この意味を分かりやすく解説すればこういうことである。
無論これは、グリーンランドの人々について、ではない。
これは、トランプ大統領が北極圏における権力争いを暴露したことでブリュッセル(NATO)がパニックに陥っている、という話しなのだ。
グリーンランドは、以下のものを支配している。
・北部のミサイル回廊
・北極海の航路
・レアアース鉱物
・北米への玄関口
つまり、この土地は、現在地球上最も重要な戦略的地域の一つなのである。
トランプ大統領は今回、本当は誰もが内心こっそり思っていたことをはっきりと口に出してしまったのだ。『もしアメリカがグリーンランドを確保しなければ、中国かロシアが確保するであろう』と。
フォン・デア・ライエン氏の今回の対応は、西側諸国を守るためではない。EUの支配権を守るためである。彼女は、NATOの結束といった美しい言葉でそれを包み込んだが、彼女が本当に言いたかったのは、アメリカの安全保障に関してブリュッセルが拒否権を持っている、ということだった。これが事の本質である。
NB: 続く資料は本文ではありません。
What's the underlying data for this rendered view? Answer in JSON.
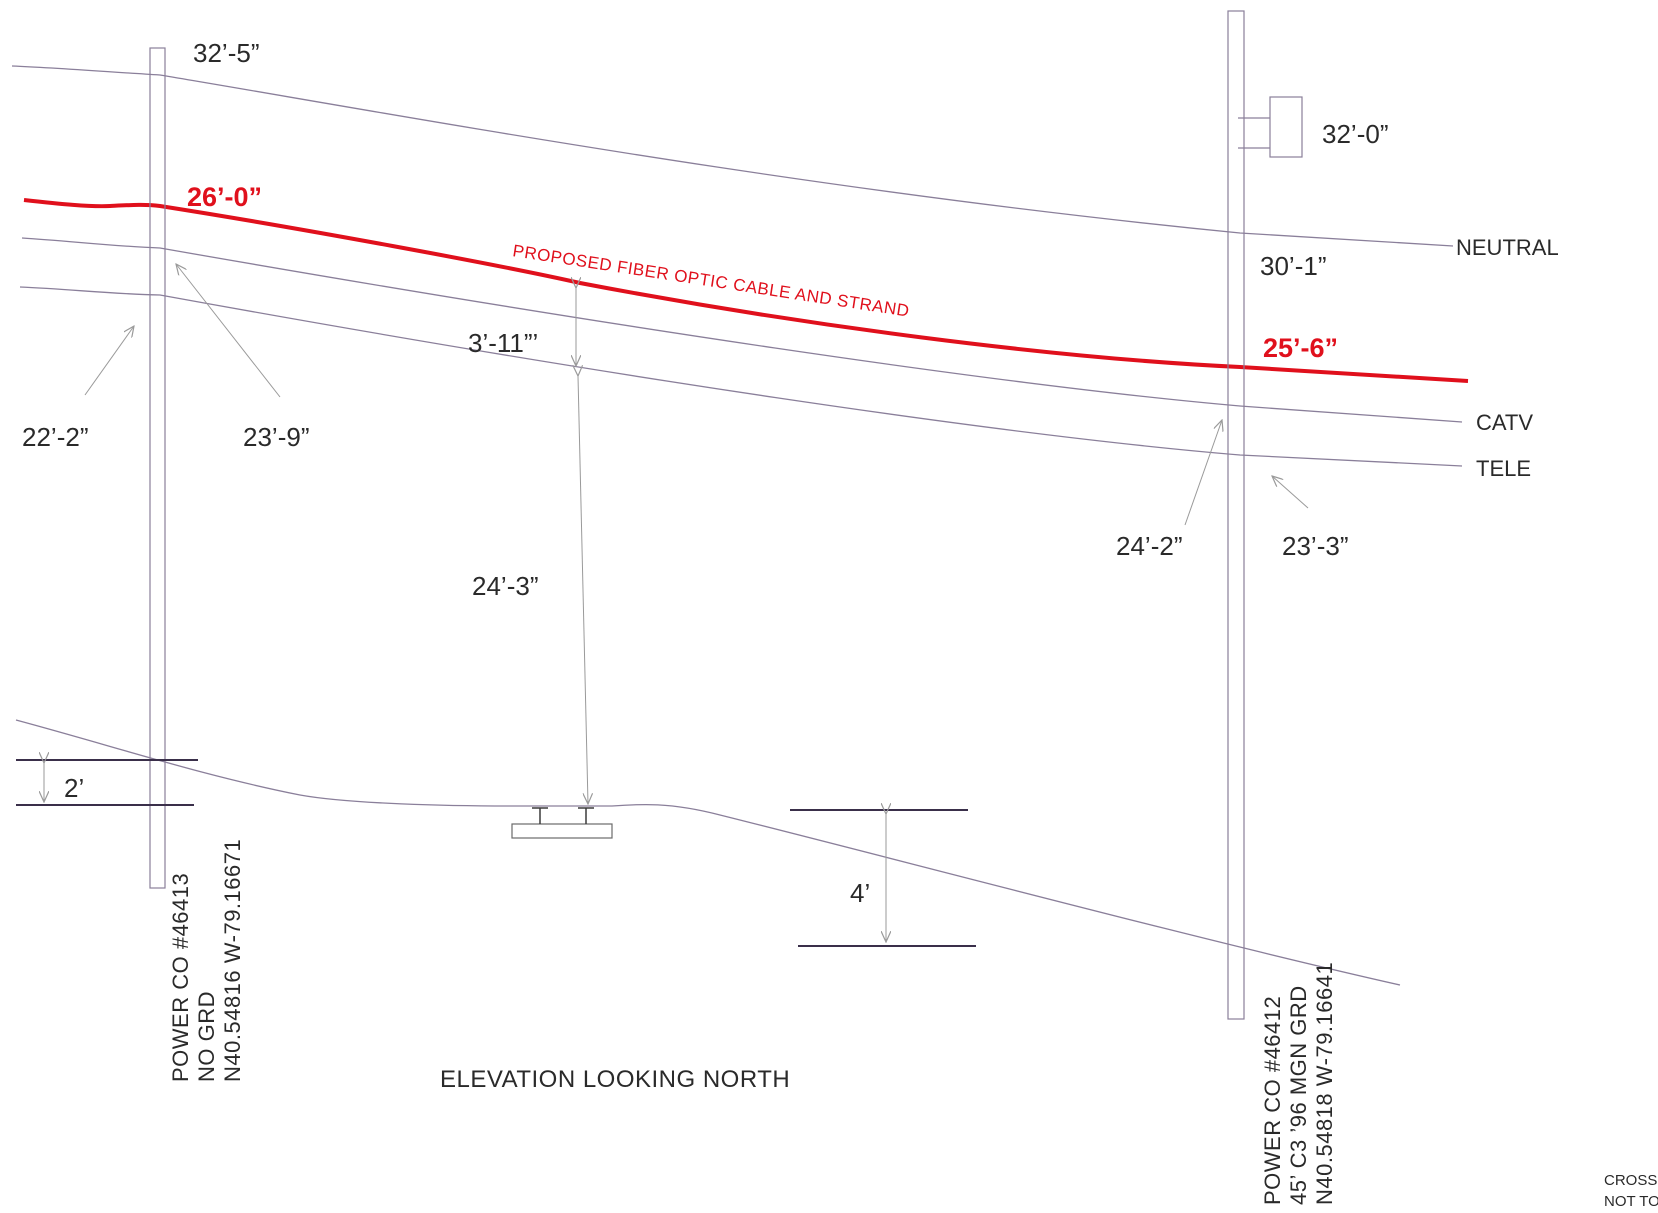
{
  "colors": {
    "proposed": "#e0101c",
    "line": "#8a7f9a",
    "dimension": "#9a9a9a",
    "text": "#2a2a2a"
  },
  "left_pole": {
    "attachment_top": "32’-5”",
    "proposed_attachment": "26’-0”",
    "catv_attachment": "23’-9”",
    "tele_attachment": "22’-2”",
    "grade_offset": "2’",
    "label_lines": [
      "POWER CO #46413",
      "NO GRD",
      "N40.54816  W-79.16671"
    ]
  },
  "right_pole": {
    "transformer_height": "32’-0”",
    "neutral_attachment": "30’-1”",
    "proposed_attachment": "25’-6”",
    "catv_attachment": "24’-2”",
    "tele_attachment": "23’-3”",
    "label_lines": [
      "POWER CO #46412",
      "45’ C3 ’96  MGN GRD",
      "N40.54818  W-79.16641"
    ]
  },
  "midspan": {
    "separation": "3’-11”’",
    "ground_clearance": "24’-3”",
    "grade_offset": "4’"
  },
  "wires": {
    "neutral": "NEUTRAL",
    "catv": "CATV",
    "tele": "TELE"
  },
  "proposed_label": "PROPOSED FIBER OPTIC CABLE AND STRAND",
  "caption": "ELEVATION LOOKING NORTH",
  "note_lines": [
    "CROSSI",
    "NOT TO"
  ]
}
トランプ大統領は、無論ヨーロッパとの同盟関係を破壊しようとしているのではない。彼は、選挙で選ばれたわけでもないEUの官僚たちが北極の未来を決定できる、等という幻想を打ち破ろうとしているのである。
グリーンランドは、言うならば『アメリカ合衆国の北の防壁』である。
ついにアメリカにはそう断言することのできる意思をもった大統領が出現した、ということなのだ。
ウルズラは、トランプを無謀だと言って嫌っているのではないのである。
ヨーロッパがアメリカの安全保障にただ乗りしながら同時に未来を北京に売り渡す、等ということをトランプが許さない、まさにそのことを嫌っているのである。